Telle est la vocation d’Abraham : donner un nouvel élan à sa vie de nomade ; partir pour l’inconnu, afin de rencontrer ce Dieu mystérieux plein de promesses. Tout chemin de foi exige un renoncement à ses assurances pour découvrir l’inattendu.

Où vas-tu Abraham ? Vers la terre promise ! Les lointains descendants d’Abraham devront conquérir Canaan, car celle-ci est occupée par d’autres peuples. Comment comprendre la promesse divine ? Dieu a-t-il vraiment promis de donner cette terre à des nomades en quête de stabilité, au détriment de peuples déjà implantés ? Cet engagement divin rédigé au moment de l’exil à Babylone (VIe siècle av. J.-C.), soit environ 1300 ans plus tard, résonne comme une parole d’espérance en un temps où le peuple vit loin de sa terre. Sans temple, sans roi, sans patrie, le petit reste d’Israël réaffirme sa foi en Dieu. Sa conviction profonde s’exprime en ces termes : « si Dieu nous a promis cette terre, alors il ne nous abandonnera pas en exil ». La promesse s’énonce comme une relecture de l’histoire. La terre de Canaan incarne l’engagement de Dieu dans une alliance à redire dans les méandres de l’histoire.

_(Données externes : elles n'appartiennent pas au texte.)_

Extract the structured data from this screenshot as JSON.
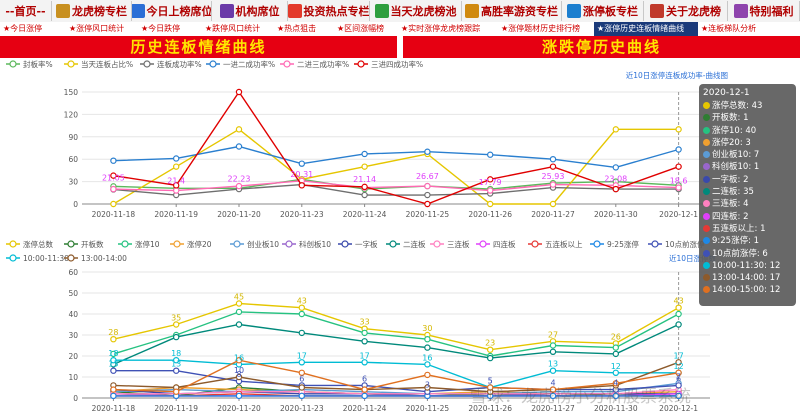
{
  "nav": [
    {
      "label": "--首页--",
      "icon": "none",
      "color": "#ffffff"
    },
    {
      "label": "龙虎榜专栏",
      "icon": "tiger-icon",
      "color": "#c89020"
    },
    {
      "label": "今日上榜席位",
      "icon": "chart-icon",
      "color": "#2a6fd6"
    },
    {
      "label": "机构席位",
      "icon": "building-icon",
      "color": "#6a3aa8"
    },
    {
      "label": "投资热点专栏",
      "icon": "fire-icon",
      "color": "#e33a2b"
    },
    {
      "label": "当天龙虎榜池",
      "icon": "pool-icon",
      "color": "#2e9e3e"
    },
    {
      "label": "高胜率游资专栏",
      "icon": "trophy-icon",
      "color": "#d08a10"
    },
    {
      "label": "涨停板专栏",
      "icon": "rocket-icon",
      "color": "#1c7fcf"
    },
    {
      "label": "关于龙虎榜",
      "icon": "info-icon",
      "color": "#c0392b"
    },
    {
      "label": "特别福利",
      "icon": "gift-icon",
      "color": "#8e44ad"
    }
  ],
  "tabs": [
    {
      "label": "★今日涨停",
      "active": false
    },
    {
      "label": "★涨停风口统计",
      "active": false
    },
    {
      "label": "★今日跌停",
      "active": false
    },
    {
      "label": "★跌停风口统计",
      "active": false
    },
    {
      "label": "★热点狙击",
      "active": false
    },
    {
      "label": "★区间涨幅榜",
      "active": false
    },
    {
      "label": "★实时涨停龙虎榜跟踪",
      "active": false
    },
    {
      "label": "★涨停题材历史排行榜",
      "active": false
    },
    {
      "label": "★涨停历史连板情绪曲线",
      "active": true
    },
    {
      "label": "★连板梯队分析",
      "active": false
    }
  ],
  "banners": {
    "left": "历史连板情绪曲线",
    "right": "涨跌停历史曲线"
  },
  "tooltip": {
    "title": "2020-12-1",
    "rows": [
      {
        "label": "涨停总数: 43",
        "color": "#e5c600"
      },
      {
        "label": "开板数: 1",
        "color": "#2e7d32"
      },
      {
        "label": "涨停10: 40",
        "color": "#26c281"
      },
      {
        "label": "涨停20: 3",
        "color": "#f0a030"
      },
      {
        "label": "创业板10: 7",
        "color": "#5b9bd5"
      },
      {
        "label": "科创板10: 1",
        "color": "#9966cc"
      },
      {
        "label": "一字板: 2",
        "color": "#3949ab"
      },
      {
        "label": "二连板: 35",
        "color": "#00897b"
      },
      {
        "label": "三连板: 4",
        "color": "#ff80c0"
      },
      {
        "label": "四连板: 2",
        "color": "#e040fb"
      },
      {
        "label": "五连板以上: 1",
        "color": "#e53935"
      },
      {
        "label": "9:25涨停: 1",
        "color": "#1e88e5"
      },
      {
        "label": "10点前涨停: 6",
        "color": "#3f51b5"
      },
      {
        "label": "10:00-11:30: 12",
        "color": "#00bcd4"
      },
      {
        "label": "13:00-14:00: 17",
        "color": "#8d5a2b"
      },
      {
        "label": "14:00-15:00: 12",
        "color": "#e07020"
      }
    ]
  },
  "watermark": "雪球：龙虎榜小分析股票系统",
  "chart_data": [
    {
      "type": "line",
      "note": "近10日涨停连板成功率-曲线图",
      "ylim": [
        0,
        150
      ],
      "yticks": [
        0,
        30,
        60,
        90,
        120,
        150
      ],
      "categories": [
        "2020-11-18",
        "2020-11-19",
        "2020-11-20",
        "2020-11-23",
        "2020-11-24",
        "2020-11-25",
        "2020-11-26",
        "2020-11-27",
        "2020-11-30",
        "2020-12-1"
      ],
      "series": [
        {
          "name": "封板率%",
          "color": "#5cb85c",
          "values": [
            23.6,
            21,
            21,
            33,
            20,
            24,
            20,
            28,
            30,
            25
          ]
        },
        {
          "name": "当天连板占比%",
          "color": "#e5c600",
          "values": [
            0,
            50,
            100,
            33,
            50,
            67,
            0,
            0,
            100,
            100
          ]
        },
        {
          "name": "连板成功率%",
          "color": "#6f6f6f",
          "values": [
            19.5,
            12,
            20,
            26,
            12,
            12,
            14,
            22,
            20,
            20
          ]
        },
        {
          "name": "一进二成功率%",
          "color": "#2a7fcf",
          "values": [
            58,
            61,
            77,
            54,
            67,
            70,
            66,
            60,
            49,
            73
          ]
        },
        {
          "name": "二进三成功率%",
          "color": "#ff69b4",
          "values": [
            20,
            18,
            24,
            31,
            22,
            24,
            18,
            26,
            25,
            22
          ]
        },
        {
          "name": "三进四成功率%",
          "color": "#e00000",
          "values": [
            38,
            25,
            150,
            25,
            23,
            0,
            33,
            50,
            20,
            50
          ]
        }
      ],
      "labels": [
        {
          "text": "21.05",
          "x": 0,
          "y": 26
        },
        {
          "text": "21.4",
          "x": 1,
          "y": 22
        },
        {
          "text": "22.23",
          "x": 2,
          "y": 25
        },
        {
          "text": "20.31",
          "x": 3,
          "y": 31
        },
        {
          "text": "21.14",
          "x": 4,
          "y": 24
        },
        {
          "text": "26.67",
          "x": 5,
          "y": 28
        },
        {
          "text": "17.79",
          "x": 6,
          "y": 20
        },
        {
          "text": "25.93",
          "x": 7,
          "y": 28
        },
        {
          "text": "23.08",
          "x": 8,
          "y": 25
        },
        {
          "text": "18.6",
          "x": 9,
          "y": 22
        }
      ]
    },
    {
      "type": "line",
      "note": "近10日涨停数",
      "ylim": [
        0,
        60
      ],
      "yticks": [
        0,
        10,
        20,
        30,
        40,
        50,
        60
      ],
      "categories": [
        "2020-11-18",
        "2020-11-19",
        "2020-11-20",
        "2020-11-23",
        "2020-11-24",
        "2020-11-25",
        "2020-11-26",
        "2020-11-27",
        "2020-11-30",
        "2020-12-1"
      ],
      "series": [
        {
          "name": "涨停总数",
          "color": "#e5c600",
          "values": [
            28,
            35,
            45,
            43,
            33,
            30,
            23,
            27,
            26,
            43
          ]
        },
        {
          "name": "开板数",
          "color": "#2e7d32",
          "values": [
            3,
            1,
            5,
            3,
            2,
            1,
            2,
            1,
            2,
            1
          ]
        },
        {
          "name": "涨停10",
          "color": "#26c281",
          "values": [
            21,
            30,
            41,
            40,
            31,
            28,
            20,
            25,
            24,
            40
          ]
        },
        {
          "name": "涨停20",
          "color": "#f0a030",
          "values": [
            3,
            5,
            4,
            3,
            2,
            2,
            3,
            2,
            2,
            3
          ]
        },
        {
          "name": "创业板10",
          "color": "#5b9bd5",
          "values": [
            3,
            4,
            3,
            4,
            3,
            2,
            2,
            3,
            3,
            7
          ]
        },
        {
          "name": "科创板10",
          "color": "#9966cc",
          "values": [
            2,
            1,
            1,
            1,
            1,
            1,
            1,
            1,
            1,
            1
          ]
        },
        {
          "name": "一字板",
          "color": "#3949ab",
          "values": [
            4,
            2,
            3,
            2,
            2,
            1,
            1,
            2,
            2,
            2
          ]
        },
        {
          "name": "二连板",
          "color": "#00897b",
          "values": [
            16,
            29,
            35,
            31,
            27,
            24,
            19,
            22,
            21,
            35
          ]
        },
        {
          "name": "三连板",
          "color": "#ff80c0",
          "values": [
            2,
            2,
            3,
            3,
            2,
            2,
            2,
            2,
            2,
            4
          ]
        },
        {
          "name": "四连板",
          "color": "#e040fb",
          "values": [
            1,
            1,
            1,
            1,
            1,
            1,
            1,
            1,
            1,
            2
          ]
        },
        {
          "name": "五连板以上",
          "color": "#e53935",
          "values": [
            1,
            1,
            2,
            1,
            1,
            1,
            1,
            1,
            1,
            1
          ]
        },
        {
          "name": "9:25涨停",
          "color": "#1e88e5",
          "values": [
            1,
            1,
            1,
            1,
            1,
            1,
            1,
            1,
            1,
            1
          ]
        },
        {
          "name": "10点前涨停",
          "color": "#3f51b5",
          "values": [
            13,
            13,
            8,
            6,
            6,
            3,
            5,
            4,
            4,
            6
          ]
        },
        {
          "name": "10:00-11:30",
          "color": "#00bcd4",
          "values": [
            18,
            18,
            16,
            17,
            17,
            16,
            5,
            13,
            12,
            12
          ]
        },
        {
          "name": "13:00-14:00",
          "color": "#8d5a2b",
          "values": [
            6,
            5,
            10,
            5,
            4,
            5,
            3,
            4,
            6,
            17
          ]
        },
        {
          "name": "14:00-15:00",
          "color": "#e07020",
          "values": [
            4,
            3,
            18,
            12,
            4,
            11,
            5,
            4,
            7,
            12
          ]
        }
      ],
      "labels": [
        {
          "text": "28",
          "x": 0,
          "y": 28
        },
        {
          "text": "35",
          "x": 1,
          "y": 35
        },
        {
          "text": "45",
          "x": 2,
          "y": 45
        },
        {
          "text": "43",
          "x": 3,
          "y": 43
        },
        {
          "text": "33",
          "x": 4,
          "y": 33
        },
        {
          "text": "30",
          "x": 5,
          "y": 30
        },
        {
          "text": "23",
          "x": 6,
          "y": 23
        },
        {
          "text": "27",
          "x": 7,
          "y": 27
        },
        {
          "text": "26",
          "x": 8,
          "y": 26
        },
        {
          "text": "43",
          "x": 9,
          "y": 43
        },
        {
          "text": "13",
          "x": 0,
          "y": 13
        },
        {
          "text": "13",
          "x": 1,
          "y": 13
        },
        {
          "text": "8",
          "x": 2,
          "y": 8
        },
        {
          "text": "6",
          "x": 3,
          "y": 6
        },
        {
          "text": "6",
          "x": 4,
          "y": 6
        },
        {
          "text": "3",
          "x": 5,
          "y": 3
        },
        {
          "text": "5",
          "x": 6,
          "y": 5
        },
        {
          "text": "4",
          "x": 7,
          "y": 4
        },
        {
          "text": "4",
          "x": 8,
          "y": 4
        },
        {
          "text": "6",
          "x": 9,
          "y": 6
        },
        {
          "text": "18",
          "x": 0,
          "y": 18
        },
        {
          "text": "18",
          "x": 1,
          "y": 18
        },
        {
          "text": "16",
          "x": 2,
          "y": 16
        },
        {
          "text": "17",
          "x": 3,
          "y": 17
        },
        {
          "text": "17",
          "x": 4,
          "y": 17
        },
        {
          "text": "16",
          "x": 5,
          "y": 16
        },
        {
          "text": "5",
          "x": 6,
          "y": 5
        },
        {
          "text": "13",
          "x": 7,
          "y": 13
        },
        {
          "text": "12",
          "x": 8,
          "y": 12
        },
        {
          "text": "12",
          "x": 9,
          "y": 12
        },
        {
          "text": "10",
          "x": 2,
          "y": 10
        },
        {
          "text": "17",
          "x": 9,
          "y": 17
        },
        {
          "text": "7",
          "x": 9,
          "y": 7
        }
      ]
    }
  ]
}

Ainsi, la bible nous présente un Dieu qui côtoie l’homme, dans l’épaisseur de son humanité terrestre, dans son désespoir et ses détresses. Le peuple relit son passé pour réaffirmer son identité et sa foi. La religion juive naît dans cette prise de conscience identitaire autour d’un Dieu fidèle à ses promesses. Le second volet de la promesse divine rejoint Abraham dans sa soif de descendance, comme tout homme. Abraham connaît la joie de devenir père dans la vieillesse, à 100 ans. La naissance de ses fils Ismaël avec la servante Agar et Isaac avec sa femme Saraï comble le patriarche de bénédictions. La survie du clan en dépend. La nouvelle génération incarne la transmission du nom et du patrimoine et surtout de la foi naissante ; un flambeau qui illuminera les nations juives, chrétiennes et musulmanes. Abraham endosse la paternité d’une multitude appelée à vivre en frères et sœurs dans la foi.

Dieu confie une responsabilité exorbitante à un homme de souche chaldéenne. Il conclut une alliance avec un nomade pour que celle-ci se transmette à l’humanité. Beaucoup de temps s’écoulera pour que la nouvelle atteigne les confins de la terre. Mais mille ans sont comme un jour pour Dieu (2Pi 3,8).